Global Water Fathom takes a different tack on asset management, believing that for many utilities, especially smaller utilities, off-the-shelf solutions may be too expensive or too difficult to implement.
According to Vice President Jason Bethke, there are about 52,000 water utilities in the United States, most of them small, making it difficult to invest the resources necessary to beneficially deploy an asset management solution. Consequentially, smaller utilities answer this through casual knowledge management as opposed to formal asset management. In principle, the experienced staff convey their knowledge about the utility’s assets to newer hires. But knowledge is easily lost, and prioritization of work is more about intuition than objective analysis.

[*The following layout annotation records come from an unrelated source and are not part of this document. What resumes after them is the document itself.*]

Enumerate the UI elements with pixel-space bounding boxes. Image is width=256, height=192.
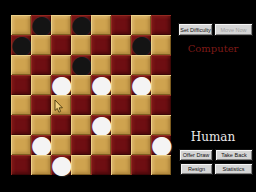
white-checker-piece[interactable]: ● xyxy=(91,75,111,95)
board-square[interactable]: ● xyxy=(51,155,71,175)
board-square[interactable] xyxy=(111,15,131,35)
move-now-button[interactable]: Move Now xyxy=(214,23,253,36)
statistics-button[interactable]: Statistics xyxy=(214,163,253,175)
white-checker-piece[interactable]: ● xyxy=(91,115,111,135)
white-checker-piece[interactable]: ● xyxy=(51,75,71,95)
board-square[interactable] xyxy=(71,95,91,115)
board-square[interactable] xyxy=(131,115,151,135)
board-square[interactable]: ● xyxy=(91,115,111,135)
board-square[interactable] xyxy=(11,135,31,155)
board-square[interactable] xyxy=(131,95,151,115)
black-checker-piece[interactable]: ● xyxy=(71,55,91,75)
white-checker-piece[interactable]: ● xyxy=(51,155,71,175)
board-square[interactable] xyxy=(111,115,131,135)
mouse-cursor-icon xyxy=(54,100,63,113)
black-checker-piece[interactable]: ● xyxy=(131,35,151,55)
board-square[interactable]: ● xyxy=(31,15,51,35)
board-square[interactable] xyxy=(91,35,111,55)
board-square[interactable] xyxy=(151,15,171,35)
board-square[interactable] xyxy=(151,155,171,175)
board-square[interactable] xyxy=(11,55,31,75)
human-side-label: Human xyxy=(170,130,256,144)
board-square[interactable]: ● xyxy=(131,35,151,55)
checkers-app-window: { "game": "Checkers (English draughts) —… xyxy=(0,0,256,192)
black-checker-piece[interactable]: ● xyxy=(31,15,51,35)
board-square[interactable] xyxy=(51,115,71,135)
board-square[interactable]: ● xyxy=(71,15,91,35)
board-square[interactable] xyxy=(91,15,111,35)
board-square[interactable] xyxy=(151,75,171,95)
board-square[interactable] xyxy=(11,75,31,95)
board-square[interactable] xyxy=(151,55,171,75)
white-checker-piece[interactable]: ● xyxy=(151,135,171,155)
board-square[interactable] xyxy=(31,35,51,55)
board-square[interactable] xyxy=(51,15,71,35)
black-checker-piece[interactable]: ● xyxy=(71,15,91,35)
board-square[interactable] xyxy=(111,55,131,75)
board-square[interactable] xyxy=(151,95,171,115)
board-square[interactable] xyxy=(31,95,51,115)
board-square[interactable] xyxy=(71,115,91,135)
white-checker-piece[interactable]: ● xyxy=(131,75,151,95)
set-difficulty-button[interactable]: Set Difficulty xyxy=(178,23,213,36)
board-square[interactable]: ● xyxy=(91,75,111,95)
black-checker-piece[interactable]: ● xyxy=(11,35,31,55)
board-square[interactable] xyxy=(131,135,151,155)
board-square[interactable]: ● xyxy=(51,75,71,95)
resign-button[interactable]: Resign xyxy=(180,163,213,175)
offer-draw-button[interactable]: Offer Draw xyxy=(179,149,213,161)
board-square[interactable] xyxy=(11,155,31,175)
take-back-button[interactable]: Take Back xyxy=(215,149,253,161)
board-square[interactable] xyxy=(51,35,71,55)
board-square[interactable] xyxy=(111,95,131,115)
board-square[interactable]: ● xyxy=(131,75,151,95)
checkers-board[interactable]: ●●●●●●●●●●●● xyxy=(11,15,171,175)
board-square[interactable] xyxy=(11,95,31,115)
board-square[interactable] xyxy=(71,135,91,155)
board-square[interactable] xyxy=(131,155,151,175)
computer-side-label: Computer xyxy=(170,43,256,54)
board-square[interactable] xyxy=(151,35,171,55)
board-square[interactable]: ● xyxy=(151,135,171,155)
board-square[interactable] xyxy=(111,35,131,55)
board-square[interactable] xyxy=(71,155,91,175)
board-square[interactable] xyxy=(91,155,111,175)
board-square[interactable] xyxy=(111,155,131,175)
board-square[interactable] xyxy=(11,115,31,135)
board-square[interactable] xyxy=(71,75,91,95)
board-square[interactable] xyxy=(111,75,131,95)
board-square[interactable] xyxy=(91,135,111,155)
board-square[interactable] xyxy=(31,55,51,75)
board-square[interactable] xyxy=(111,135,131,155)
board-square[interactable]: ● xyxy=(71,55,91,75)
white-checker-piece[interactable]: ● xyxy=(31,135,51,155)
board-square[interactable]: ● xyxy=(11,35,31,55)
board-square[interactable] xyxy=(31,155,51,175)
board-square[interactable]: ● xyxy=(31,135,51,155)
board-square[interactable] xyxy=(31,75,51,95)
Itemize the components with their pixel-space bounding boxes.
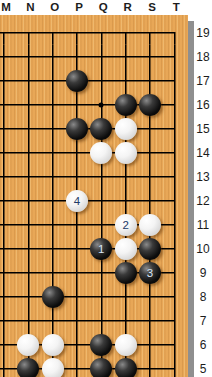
black-stone-Q10[interactable]: 1 [90,238,112,260]
row-label-15: 15 [194,122,212,136]
intersection-M17[interactable] [0,69,16,93]
intersection-P16[interactable] [65,93,89,117]
intersection-S6[interactable] [138,333,162,357]
intersection-P14[interactable] [65,141,89,165]
intersection-S12[interactable] [138,189,162,213]
row-labels: 1918171615141312111098765 [194,0,212,377]
intersection-P12[interactable]: 4 [65,189,89,213]
intersection-R6[interactable] [113,333,137,357]
intersection-R17[interactable] [113,69,137,93]
intersection-M11[interactable] [0,213,16,237]
intersection-R11[interactable]: 2 [113,213,137,237]
intersection-S7[interactable] [138,309,162,333]
row-label-18: 18 [194,50,212,64]
intersection-O7[interactable] [41,309,65,333]
intersection-R12[interactable] [113,189,137,213]
white-stone-R10[interactable] [115,238,137,260]
white-stone-O5[interactable] [42,358,64,377]
black-stone-S10[interactable] [139,238,161,260]
column-label-P: P [75,0,83,15]
intersection-N13[interactable] [16,165,40,189]
intersection-M19[interactable] [0,21,16,45]
intersection-T15[interactable] [162,117,186,141]
intersection-M18[interactable] [0,45,16,69]
intersection-P8[interactable] [65,285,89,309]
intersection-Q16[interactable] [89,93,113,117]
black-stone-Q6[interactable] [90,334,112,356]
intersection-Q8[interactable] [89,285,113,309]
column-label-O: O [50,0,59,15]
move-number-4: 4 [74,190,80,212]
row-label-9: 9 [194,266,212,280]
move-number-1: 1 [98,238,104,260]
intersection-M5[interactable] [0,357,16,377]
row-label-12: 12 [194,194,212,208]
intersection-N11[interactable] [16,213,40,237]
intersection-M9[interactable] [0,261,16,285]
intersection-P6[interactable] [65,333,89,357]
white-stone-Q14[interactable] [90,142,112,164]
intersection-S8[interactable] [138,285,162,309]
intersection-N10[interactable] [16,237,40,261]
intersection-N7[interactable] [16,309,40,333]
intersection-P13[interactable] [65,165,89,189]
intersection-N15[interactable] [16,117,40,141]
intersection-R10[interactable] [113,237,137,261]
row-label-7: 7 [194,314,212,328]
intersection-Q7[interactable] [89,309,113,333]
intersection-Q10[interactable]: 1 [89,237,113,261]
black-stone-S9[interactable]: 3 [139,262,161,284]
row-label-17: 17 [194,74,212,88]
intersection-Q12[interactable] [89,189,113,213]
intersection-R13[interactable] [113,165,137,189]
white-stone-O6[interactable] [42,334,64,356]
black-stone-N5[interactable] [17,358,39,377]
intersection-T6[interactable] [162,333,186,357]
intersection-T5[interactable] [162,357,186,377]
intersection-T14[interactable] [162,141,186,165]
black-stone-P17[interactable] [66,70,88,92]
intersection-S16[interactable] [138,93,162,117]
intersection-T12[interactable] [162,189,186,213]
intersection-P17[interactable] [65,69,89,93]
star-point-Q16 [99,102,104,107]
black-stone-Q5[interactable] [90,358,112,377]
intersection-O5[interactable] [41,357,65,377]
intersection-R15[interactable] [113,117,137,141]
intersection-T7[interactable] [162,309,186,333]
intersection-N8[interactable] [16,285,40,309]
intersection-R19[interactable] [113,21,137,45]
intersection-O16[interactable] [41,93,65,117]
row-label-5: 5 [194,362,212,376]
intersection-T17[interactable] [162,69,186,93]
intersection-O18[interactable] [41,45,65,69]
intersection-S18[interactable] [138,45,162,69]
intersection-T10[interactable] [162,237,186,261]
intersection-O15[interactable] [41,117,65,141]
intersection-N16[interactable] [16,93,40,117]
intersection-T8[interactable] [162,285,186,309]
column-label-Q: Q [99,0,108,15]
intersection-P5[interactable] [65,357,89,377]
intersection-Q18[interactable] [89,45,113,69]
intersection-P9[interactable] [65,261,89,285]
row-label-19: 19 [194,26,212,40]
white-stone-R11[interactable]: 2 [115,214,137,236]
intersection-P19[interactable] [65,21,89,45]
intersection-M7[interactable] [0,309,16,333]
intersection-P18[interactable] [65,45,89,69]
intersection-Q14[interactable] [89,141,113,165]
intersection-O9[interactable] [41,261,65,285]
intersection-N19[interactable] [16,21,40,45]
intersection-M10[interactable] [0,237,16,261]
intersection-O11[interactable] [41,213,65,237]
go-board-diagram: 4213 MNOPQRST 1918171615141312111098765 [0,0,212,377]
intersection-T16[interactable] [162,93,186,117]
intersection-N14[interactable] [16,141,40,165]
white-stone-S11[interactable] [139,214,161,236]
intersection-M13[interactable] [0,165,16,189]
intersection-S5[interactable] [138,357,162,377]
intersection-O17[interactable] [41,69,65,93]
intersection-P7[interactable] [65,309,89,333]
intersection-Q5[interactable] [89,357,113,377]
move-number-2: 2 [122,214,128,236]
intersection-S13[interactable] [138,165,162,189]
intersection-N5[interactable] [16,357,40,377]
intersection-M6[interactable] [0,333,16,357]
column-label-N: N [26,0,34,15]
intersection-T18[interactable] [162,45,186,69]
intersection-N6[interactable] [16,333,40,357]
row-label-13: 13 [194,170,212,184]
intersection-Q19[interactable] [89,21,113,45]
intersection-M16[interactable] [0,93,16,117]
white-stone-R15[interactable] [115,118,137,140]
row-label-11: 11 [194,218,212,232]
row-label-6: 6 [194,338,212,352]
column-label-M: M [1,0,11,15]
intersection-O13[interactable] [41,165,65,189]
column-labels: MNOPQRST [0,0,212,15]
intersection-O8[interactable] [41,285,65,309]
intersection-M14[interactable] [0,141,16,165]
intersection-S17[interactable] [138,69,162,93]
row-label-10: 10 [194,242,212,256]
column-label-S: S [148,0,156,15]
board-grid: 4213 [0,21,186,377]
intersection-R14[interactable] [113,141,137,165]
intersection-S19[interactable] [138,21,162,45]
black-stone-R5[interactable] [115,358,137,377]
white-stone-R14[interactable] [115,142,137,164]
intersection-N18[interactable] [16,45,40,69]
intersection-O6[interactable] [41,333,65,357]
black-stone-S16[interactable] [139,94,161,116]
intersection-M8[interactable] [0,285,16,309]
intersection-Q17[interactable] [89,69,113,93]
intersection-Q13[interactable] [89,165,113,189]
intersection-P11[interactable] [65,213,89,237]
white-stone-R6[interactable] [115,334,137,356]
intersection-O14[interactable] [41,141,65,165]
row-label-16: 16 [194,98,212,112]
intersection-R8[interactable] [113,285,137,309]
intersection-O10[interactable] [41,237,65,261]
intersection-R5[interactable] [113,357,137,377]
column-label-R: R [124,0,132,15]
intersection-Q9[interactable] [89,261,113,285]
intersection-T9[interactable] [162,261,186,285]
intersection-P10[interactable] [65,237,89,261]
intersection-M12[interactable] [0,189,16,213]
black-stone-P15[interactable] [66,118,88,140]
black-stone-R9[interactable] [115,262,137,284]
intersection-O12[interactable] [41,189,65,213]
black-stone-O8[interactable] [42,286,64,308]
intersection-P15[interactable] [65,117,89,141]
intersection-Q6[interactable] [89,333,113,357]
intersection-S14[interactable] [138,141,162,165]
white-stone-N6[interactable] [17,334,39,356]
intersection-S11[interactable] [138,213,162,237]
intersection-N9[interactable] [16,261,40,285]
intersection-R7[interactable] [113,309,137,333]
intersection-T13[interactable] [162,165,186,189]
intersection-T19[interactable] [162,21,186,45]
intersection-T11[interactable] [162,213,186,237]
intersection-M15[interactable] [0,117,16,141]
row-label-8: 8 [194,290,212,304]
black-stone-R16[interactable] [115,94,137,116]
intersection-R9[interactable] [113,261,137,285]
move-number-3: 3 [147,262,153,284]
intersection-Q15[interactable] [89,117,113,141]
intersection-S9[interactable]: 3 [138,261,162,285]
column-label-T: T [173,0,180,15]
row-label-14: 14 [194,146,212,160]
black-stone-Q15[interactable] [90,118,112,140]
intersection-N12[interactable] [16,189,40,213]
intersection-N17[interactable] [16,69,40,93]
intersection-Q11[interactable] [89,213,113,237]
intersection-O19[interactable] [41,21,65,45]
intersection-S15[interactable] [138,117,162,141]
intersection-R16[interactable] [113,93,137,117]
intersection-R18[interactable] [113,45,137,69]
intersection-S10[interactable] [138,237,162,261]
white-stone-P12[interactable]: 4 [66,190,88,212]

Fathom contends that its approach gives utilities a faster pathway to the benefits of asset management. Fathom’s Asset Management Solution eliminates the traditional hurdles such as software purchases, implementation phases, configuration with other tools (e.g., GIS) and internal change management, instead delivering this as a cloud-based service with little or no upfront costs.
Fathom’s Asset Management Solution takes advantage of the fact that many asset components within water are common from one utility to another. Take, for example, fire hydrants, many of which come out of a single foundry. The types of work orders that can be created for fire hydrants are common. Applying this same logic to other common asset components such as pipes, valves and pumps, Fathom can streamline the initial implementation for the utility. The tool has over 3,000 routine work orders typical to water utilities. For those situations where there are unique components or needs, Fathom’s solution allows for easy customization.
“This allows us to manage the cost of asset management relative to the benefits a utility receives from asset management,” remarks Bethke. “You can handle changes gradually, as staff adapt to the solution. As a result, you can get to where you want to be, at a much lower upfront cost. This gives small and mid-sized utilities access to tools that are as powerful as those used by the largest utilities in the world.”